Pediatrician Dr. Jhing Talan was on the first floor when the fire broke out and her first thoughts were of the babies in the nursery on the fourth floor.
She recalls: “A pedia resident was asked to evacuate immediately but he decided to bring an intubated pre-term baby (with him). He put the baby in his pocket because he couldn’t carry the isolette, and he did ‘ambu bagging’ (an ambu bag is a hand-held manual resuscitator) while going down. Then he hooked the baby to oxygen when he got to the first floor.
“Pedia residents and fellows ran a code on an elderly woman who was being evacuated from the sixth floor. Good she was revived.
“Priests making the chapel available for many of our pedia patients and their caregivers, and even serving boiled eggs to people in the vicinity.
“Nurses and nurse aides (were) tracking patients in the parking lot, by the flag pole, in the chapel, and many other places to make sure everyone was evacuated from higher floors.
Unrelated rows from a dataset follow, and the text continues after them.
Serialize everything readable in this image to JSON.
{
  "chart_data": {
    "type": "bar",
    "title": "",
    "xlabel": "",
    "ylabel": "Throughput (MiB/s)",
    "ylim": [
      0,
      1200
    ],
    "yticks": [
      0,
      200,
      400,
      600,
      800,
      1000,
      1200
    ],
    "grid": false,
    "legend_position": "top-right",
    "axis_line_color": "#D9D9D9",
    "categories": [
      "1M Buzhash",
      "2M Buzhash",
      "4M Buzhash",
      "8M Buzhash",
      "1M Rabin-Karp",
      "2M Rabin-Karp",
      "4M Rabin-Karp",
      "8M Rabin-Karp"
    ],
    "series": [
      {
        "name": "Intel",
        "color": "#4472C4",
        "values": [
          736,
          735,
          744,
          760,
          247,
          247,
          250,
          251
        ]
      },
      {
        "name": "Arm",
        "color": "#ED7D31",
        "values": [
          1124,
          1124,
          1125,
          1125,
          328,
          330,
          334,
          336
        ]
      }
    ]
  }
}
“NICU (neo-natal intensive care unit) nurses, residents and fellows (were) making sure all 35 out of the 35 NICU babies, even the intubated ones, were evacuated safely. They were on the fourth floor, and the fire was on the third floor. So ilang taas-baba to bring down intubated babies na kailangan i-ambubag (so you could imagine how many times they went up and down the stairs to bring down intubated babies), making sure each patient had a tag to avoid a ‘Mara-Clara’ incident (Mara-Clara was a soap opera where the babies were switched in the hospital - JRR)
“And I never heard anyone grumble.”
5:41 a.m., Sunday
The fire, said to have started in an OR supply room, and fed by inflammable linen and drapes, is controlled. There are no injuries or fatalities reported. All 35 babies are safe.
“I want to remember this tiring day as a good one,” says Dr. Jhing. “People are really good at heart.”
All 35 of the babies, many of whom were taken to other hospitals, are now back in PGH.
As PGH spokesman Dr. Jonas de Rosario told me, “I was amazed with the show of love and generosity of our kababayans to PGH. The outpouring of support, from the general citizenry to the administration, is truly humbling. Nakakataba ng puso (It fills the heart). I’m sure there are others who are equally deserving of the national attention. The best way to show our gratitude is to do better, do more.”